Если даже массы не согласились с оценкой себя как «лузеров», то они тем не менее приняли свойственное той же идеологии представление о самоценности и исключительно материальном смысле успеха. А это уже можно считать огромным достижением пропагандистов и идеологов.

И все же есть одно обстоятельство, постоянно разрушающее данную замечательную схему: успех и поражение в мире свободного рынка нестабильны. Победители и проигравшие постоянно меняются местами. И действия, сегодня оцениваемые как закономерно ведущие к победе, завтра оказываются рецептом катастрофы.

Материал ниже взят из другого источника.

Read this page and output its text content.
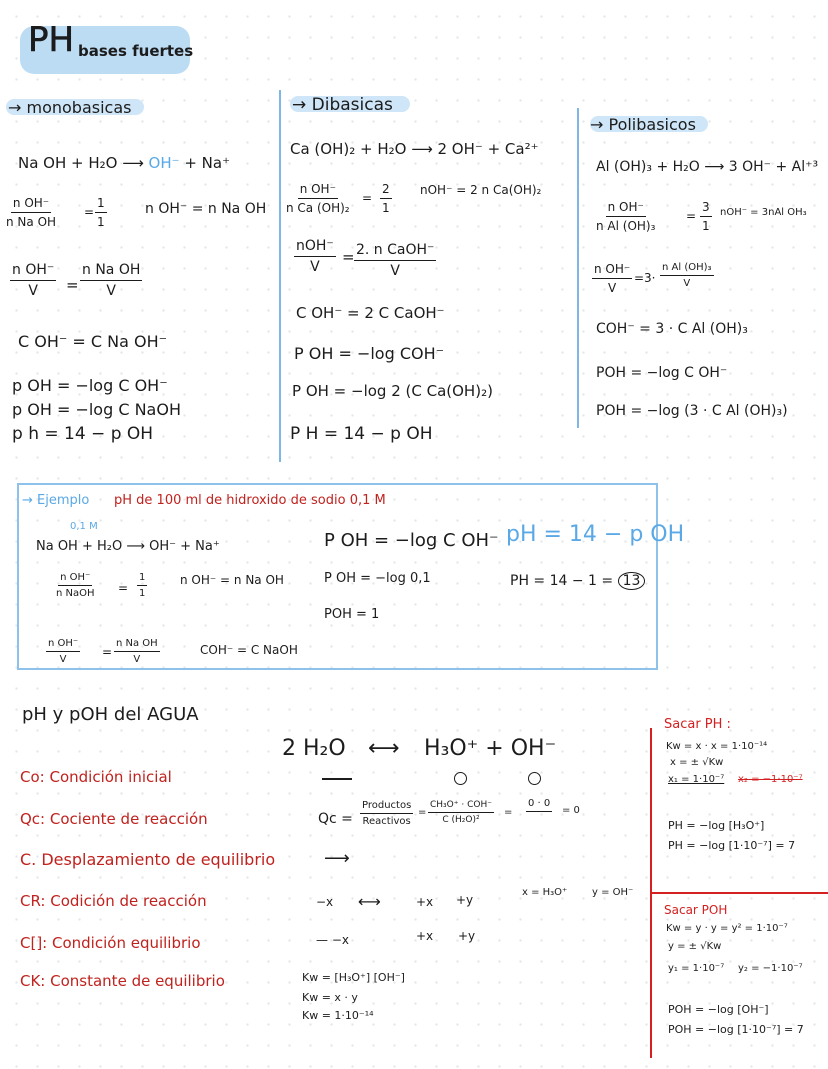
PH bases fuertes
→ monobasicas
Na OH + H₂O ⟶ OH⁻ + Na⁺
$\frac{\text{n OH⁻}}{\text{n Na OH}} = \frac{1}{1}$	n OH⁻ = n Na OH
$\frac{\text{n OH⁻}}{V} = \frac{\text{n Na OH}}{V}$
C OH⁻ = C Na OH⁻
p OH = −log C OH⁻
p OH = −log C NaOH
p h = 14 − p OH
→ Dibasicas
Ca (OH)₂ + H₂O ⟶ 2 OH⁻ + Ca²⁺
$\frac{\text{n OH⁻}}{\text{n Ca (OH)₂}} = \frac{2}{1} nOH^- = 2$ n Ca(OH)₂
nOH⁻
V
= 2. n CaOH⁻
V
C OH⁻ = 2 C CaOH⁻
P OH = −log COH⁻
P OH = −log 2 (C Ca(OH)₂)
P H = 14 − p OH
→ Polibasicos
Al (OH)₃ + H₂O ⟶ 3 OH⁻ + Al⁺³
$\frac{\text{n OH⁻}}{\text{n Al (OH)₃}} = \frac{3}{1} nOH^- = 3nAl$ OH₃
$\frac{\text{n OH⁻}}{V} = 3\cdot \frac{\text{n Al (OH)₃}}{V}$
COH⁻ = 3 · C Al (OH)₃
POH = −log C OH⁻
POH = −log (3 · C Al (OH)₃)
→ Ejemplo pH de 100 ml de hidroxido de sodio 0,1 M
0,1 M
Na OH + H₂O ⟶ OH⁻ + Na⁺
n OH⁻
n NaOH = $\frac{1}{1}$	n OH⁻ = n Na OH
$\frac{\text{n OH⁻}}{V} = \frac{\text{n Na OH}}{V}$	COH⁻ = C NaOH
P OH = −log C OH⁻
P OH = −log 0,1
POH = 1
pH = 14 − p OH
PH = 14 − 1 = 13
pH y pOH del AGUA
2 H₂O ⟷ H₃O⁺ + OH⁻
Co: Condición inicial
Qc: Cociente de reacción
C. Desplazamiento de equilibrio
CR: Codición de reacción
C[]: Condición equilibrio
CK: Constante de equilibrio
Qc =
Productos
Reactivos
=
CH₃O⁺ · COH⁻
C (H₂O)²
=
0 · 0
= 0
⟶
−x ⟷	+x +y
x = H₃O⁺ y = OH⁻
— −x	+x +y
Kw = [H₃O⁺] [OH⁻]
Kw = x · y
Kw = 1·10⁻¹⁴
Sacar PH :
Kw = x · x = 1·10⁻¹⁴
x = ± √Kw
x₁ = 1·10⁻⁷ x₂ = −1·10⁻⁷
PH = −log [H₃O⁺]
PH = −log [1·10⁻⁷] = 7
Sacar POH
Kw = y · y = y² = 1·10⁻⁷
y = ± √Kw
y₁ = 1·10⁻⁷ y₂ = −1·10⁻⁷
POH = −log [OH⁻]
POH = −log [1·10⁻⁷] = 7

А с другой стороны, бездействие может оказаться правильной и эффективной стратегией, если ты бездействуешь, находясь в нужное время в нужном месте. Нынешний капитализм не случайно западные социологи сравнивают с казино. В успехах и поражениях личности не больше логики и заслуги, чем в выигрыше игрока в рулетку. Можно, конечно, не играть (позиция «лузера»), но и игрок может запросто оказаться разоренным.

В 1998 году крушение рубля стало первым примером социально-культурного шока, заставляющего людей резко изменить свои роли. Вы были убеждены, что ваши доходы, ваш новый статус и образ жизни – законное и правильное отражение вашего преимущества. Вы «вписались», вы доказали, что вы не «лузер». Вы рисковали и выигрывали. Но вдруг стряслось нечто далекое и непонятное. Упал какой-то тайский бат, случился азиатский финансовый кризис, и все ваши сбережения, ваша работа, ваши планы – все исчезло в один миг.